A two-week hearing into whether WorldCom can emerge from bankruptcy starts in New York today.
If all goes as expected, there could be a ruling by early next month, according to Alfredo Perez, an outside bankruptcy attorney representing the carrier.
WorldCom, now operating as MCI, expects to begin presenting its case with opening statements and will then call about 12 witnesses, Perez said. He did not identify those witnesses but said that chief executive officer Michael Capellas was not expected to testify during the first week of the hearing.
The hearing could last as long as three weeks, depending on how long WorldCom's witnesses are questioned by "objectors" - those parties, primarily businesses, which object to WorldCom's plan for recovering from bankruptcy and being confirmed as a reconstituted business.
Despite WorldCom's admissions last year of accounting irregularities totalling $11bn, the bankruptcy hearing will not delve into those issues and is expected to focus instead on what WorldCom's creditors deserve to receive for past debts, Perez said.
For example, WorldCom must prove that creditors will receive more money under the Chapter 11 bankruptcy process than they would under the more severe Chapter 7 process.
WorldCom must also prove that its consolidation plans are feasible.
Many parties have come forward to object to WorldCom's emergence from bankruptcy, which generally means they want more compensation for debts WorldCom owes, Perez said. "In every single bankruptcy case, people always want a little more."
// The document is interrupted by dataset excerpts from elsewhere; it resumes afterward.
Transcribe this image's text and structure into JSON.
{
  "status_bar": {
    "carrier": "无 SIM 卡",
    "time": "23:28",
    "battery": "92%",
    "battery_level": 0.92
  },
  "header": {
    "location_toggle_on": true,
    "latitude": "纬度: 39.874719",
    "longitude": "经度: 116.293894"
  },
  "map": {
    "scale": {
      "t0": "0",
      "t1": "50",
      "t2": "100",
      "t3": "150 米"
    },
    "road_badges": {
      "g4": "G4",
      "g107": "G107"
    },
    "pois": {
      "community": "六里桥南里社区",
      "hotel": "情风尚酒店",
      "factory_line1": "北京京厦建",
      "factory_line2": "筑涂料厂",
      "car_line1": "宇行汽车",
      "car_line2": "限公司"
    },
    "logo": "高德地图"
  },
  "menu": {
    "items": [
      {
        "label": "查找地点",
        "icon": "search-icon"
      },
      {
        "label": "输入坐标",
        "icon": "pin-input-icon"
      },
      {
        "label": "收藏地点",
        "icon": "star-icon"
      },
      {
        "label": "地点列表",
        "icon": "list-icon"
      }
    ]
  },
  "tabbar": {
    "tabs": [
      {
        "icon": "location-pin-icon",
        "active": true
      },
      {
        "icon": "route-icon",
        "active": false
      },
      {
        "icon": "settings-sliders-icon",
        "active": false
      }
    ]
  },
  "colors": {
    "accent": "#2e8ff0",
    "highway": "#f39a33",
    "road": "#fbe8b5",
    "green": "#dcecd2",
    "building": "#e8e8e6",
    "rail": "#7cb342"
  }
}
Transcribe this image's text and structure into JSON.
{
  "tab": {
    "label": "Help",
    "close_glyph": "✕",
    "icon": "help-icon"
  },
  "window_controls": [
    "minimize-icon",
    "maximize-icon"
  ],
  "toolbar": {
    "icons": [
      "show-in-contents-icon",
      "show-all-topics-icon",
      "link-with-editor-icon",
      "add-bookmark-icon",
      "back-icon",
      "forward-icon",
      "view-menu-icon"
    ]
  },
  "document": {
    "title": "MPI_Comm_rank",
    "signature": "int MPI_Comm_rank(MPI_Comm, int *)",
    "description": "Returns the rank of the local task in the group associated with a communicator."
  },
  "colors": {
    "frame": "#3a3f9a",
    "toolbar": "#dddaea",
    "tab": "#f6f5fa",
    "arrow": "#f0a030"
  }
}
Contrary to news reports, only a small part of the hearing will be devoted to objections by AT&T that WorldCom defrauded it and other customers with a call routing scheme. "It's not a hurdle at all," Perez said.
AT&T has also levelled those fraud charges in a Virginia court.
Anastasia Kelly, general counsel for WorldCom, said an internal probe into call routing processes is still under way, and she could not offer a date when that investigation will conclude. She reiterated past WorldCom statements that it has in no way compromised national security by routing calls through Canada and that the routing is legal. She said only 8% of WorldCom's traffic travels over connections arranged by third parties.
"We are going to do the right thing," she said about the probe, which is looking into 10 years of call routing behaviour.